Cascade Mountains,
Oregon
Jetzt
»Lucy? Luuucy? Ich weiß, wo du bist«, wisperte die formlose, finstere Gestalt, die durch die Dunkelheit schlich. »Du kannst dich nicht vor mir verstecken. Luuucy!«
»Nein!«, versuchte sie zu schreien, doch sie brachte keinen Laut hervor.Lauf!, befahl sie sich selbst, aber ihre Beine gehorchten ihr nicht. Es war, als würde sie in Treibsand feststecken, und als sie die Hände hob, sah sie, dass sie blutverschmiert waren. Mit dickem, warmem, klebrigem Blut.
»Luuucy«, zischte die Gestalt erneut, und wieder blieb ihr der Schrei in der Kehle stecken.
Lucy riss die Augen auf und wusste für eine Sekunde nicht, wo sie war. Blinzelnd spähte sie in das dunkle, unvertraute Zimmer.
Renee! Wo war ihre Tochter? O Gott!
Die Realität kehrte mit voller Wucht zurück. Sie wusste, dass sie geträumt hatte, dass ihre Albträume wieder da waren. Ihre Tochter und der Hund lagen neben ihr und schliefen. Wie lange waren sie schon in diesem Blockhaus? Drei Tage?

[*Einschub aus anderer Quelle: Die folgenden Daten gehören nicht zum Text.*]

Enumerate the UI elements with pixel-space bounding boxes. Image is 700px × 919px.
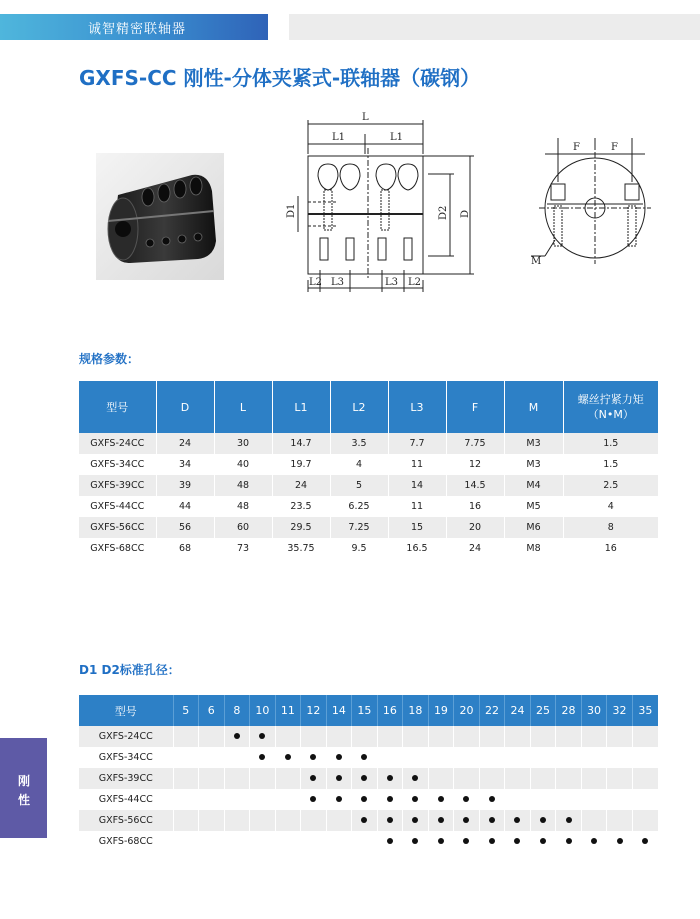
spec-header-model: 型号 xyxy=(79,381,156,433)
dim-L3-right-label: L3 xyxy=(385,277,399,288)
bore-cell xyxy=(199,768,225,789)
availability-dot xyxy=(463,817,469,823)
bore-cell-model: GXFS-39CC xyxy=(79,768,173,789)
availability-dot xyxy=(387,817,393,823)
bore-cell xyxy=(632,831,658,852)
spec-cell: 73 xyxy=(214,538,272,559)
availability-dot xyxy=(438,817,444,823)
spec-cell: 48 xyxy=(214,496,272,517)
bore-cell xyxy=(479,831,505,852)
bore-cell xyxy=(224,747,250,768)
bore-cell xyxy=(275,768,301,789)
bore-cell xyxy=(454,726,480,747)
bore-header-size: 10 xyxy=(250,695,276,726)
bore-cell xyxy=(607,768,633,789)
spec-row xyxy=(79,496,658,517)
bore-cell xyxy=(505,810,531,831)
spec-cell: 1.5 xyxy=(563,433,658,454)
bore-cell xyxy=(275,747,301,768)
bore-row xyxy=(79,747,658,768)
availability-dot xyxy=(642,838,648,844)
spec-section-title: 规格参数： xyxy=(79,352,140,366)
spec-cell: 11 xyxy=(388,454,446,475)
spec-cell: 60 xyxy=(214,517,272,538)
bore-cell xyxy=(224,726,250,747)
availability-dot xyxy=(566,838,572,844)
bore-header-size: 15 xyxy=(352,695,378,726)
spec-header-torque xyxy=(563,381,658,433)
bore-cell xyxy=(556,831,582,852)
spec-cell-model: GXFS-24CC xyxy=(79,433,156,454)
bore-cell xyxy=(377,726,403,747)
bore-cell xyxy=(326,768,352,789)
bore-cell xyxy=(632,789,658,810)
bore-cell-model: GXFS-56CC xyxy=(79,810,173,831)
bore-cell xyxy=(530,789,556,810)
bore-cell xyxy=(505,831,531,852)
bore-cell xyxy=(275,831,301,852)
spec-cell: 34 xyxy=(156,454,214,475)
bore-cell xyxy=(326,810,352,831)
bore-header-size: 19 xyxy=(428,695,454,726)
spec-cell: 7.7 xyxy=(388,433,446,454)
bore-cell xyxy=(301,747,327,768)
availability-dot xyxy=(310,775,316,781)
bore-cell xyxy=(352,768,378,789)
bore-cell xyxy=(454,810,480,831)
bore-cell xyxy=(428,831,454,852)
availability-dot xyxy=(285,754,291,760)
spec-header-torque-label: 螺丝拧紧力矩 xyxy=(577,393,644,406)
bore-header-size: 30 xyxy=(581,695,607,726)
dim-L2-right-label: L2 xyxy=(408,277,422,288)
bore-cell xyxy=(377,810,403,831)
bore-cell xyxy=(505,789,531,810)
bore-cell xyxy=(173,831,199,852)
spec-cell: 20 xyxy=(446,517,504,538)
bore-cell xyxy=(352,810,378,831)
availability-dot xyxy=(540,817,546,823)
bore-cell xyxy=(479,810,505,831)
availability-dot xyxy=(259,733,265,739)
bore-cell xyxy=(352,789,378,810)
bore-cell xyxy=(275,726,301,747)
bore-cell xyxy=(301,768,327,789)
availability-dot xyxy=(412,817,418,823)
dim-D1-label: D1 xyxy=(286,203,297,218)
bore-header-size: 16 xyxy=(377,695,403,726)
spec-cell: M5 xyxy=(504,496,563,517)
bore-header-size: 12 xyxy=(301,695,327,726)
spec-cell: M3 xyxy=(504,454,563,475)
spec-cell: M8 xyxy=(504,538,563,559)
bore-cell xyxy=(530,831,556,852)
dim-F-right-label: F xyxy=(611,142,618,153)
bore-header-size: 35 xyxy=(632,695,658,726)
dim-L-label: L xyxy=(362,112,369,123)
bore-cell xyxy=(607,747,633,768)
availability-dot xyxy=(259,754,265,760)
availability-dot xyxy=(489,838,495,844)
spec-header-M: M xyxy=(504,381,563,433)
spec-row xyxy=(79,517,658,538)
availability-dot xyxy=(387,796,393,802)
bore-cell xyxy=(607,831,633,852)
bore-cell xyxy=(607,810,633,831)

Vier?
Lucys Herz raste, ihre Nerven waren bis zum Zerreißen gespannt wegen der so realen, beunruhigenden Bilder. Sie warf einen Blick auf die Uhr und stellte fest, dass es nicht mal drei war. Bis es hell wurde, würde es noch Stunden dauern. Das alte Blockhaus ächzte und seufzte in dem schweren Schneesturm, der draußen tobte. Sie stand auf, tappte ins Wohnzimmer und legte ein weiteres Scheit ins Feuer. Die Flammen züngelten auf und leckten knisternd am Holz.
Aufgewühlt trat Lucy an das Fenster mit den kaputten Läden und spähte hinaus. Der Albtraum hatte ein mulmiges Gefühl hinterlassen, und sie musste wieder einmal an jene Nacht denken, in der alles angefangen hatte. Die Nacht, in der Ray Mama attackiert hatte. So war es doch gewesen, oder nicht? Ray war ins Schlafzimmer gekommen und hatte einen Streit angefangen. Mama hatte im Bett gelegen und … Sie gab sich alle Mühe, sich zu erinnern, doch sie konnte nur Bruchstücke des grauenvollen Abends einfangen.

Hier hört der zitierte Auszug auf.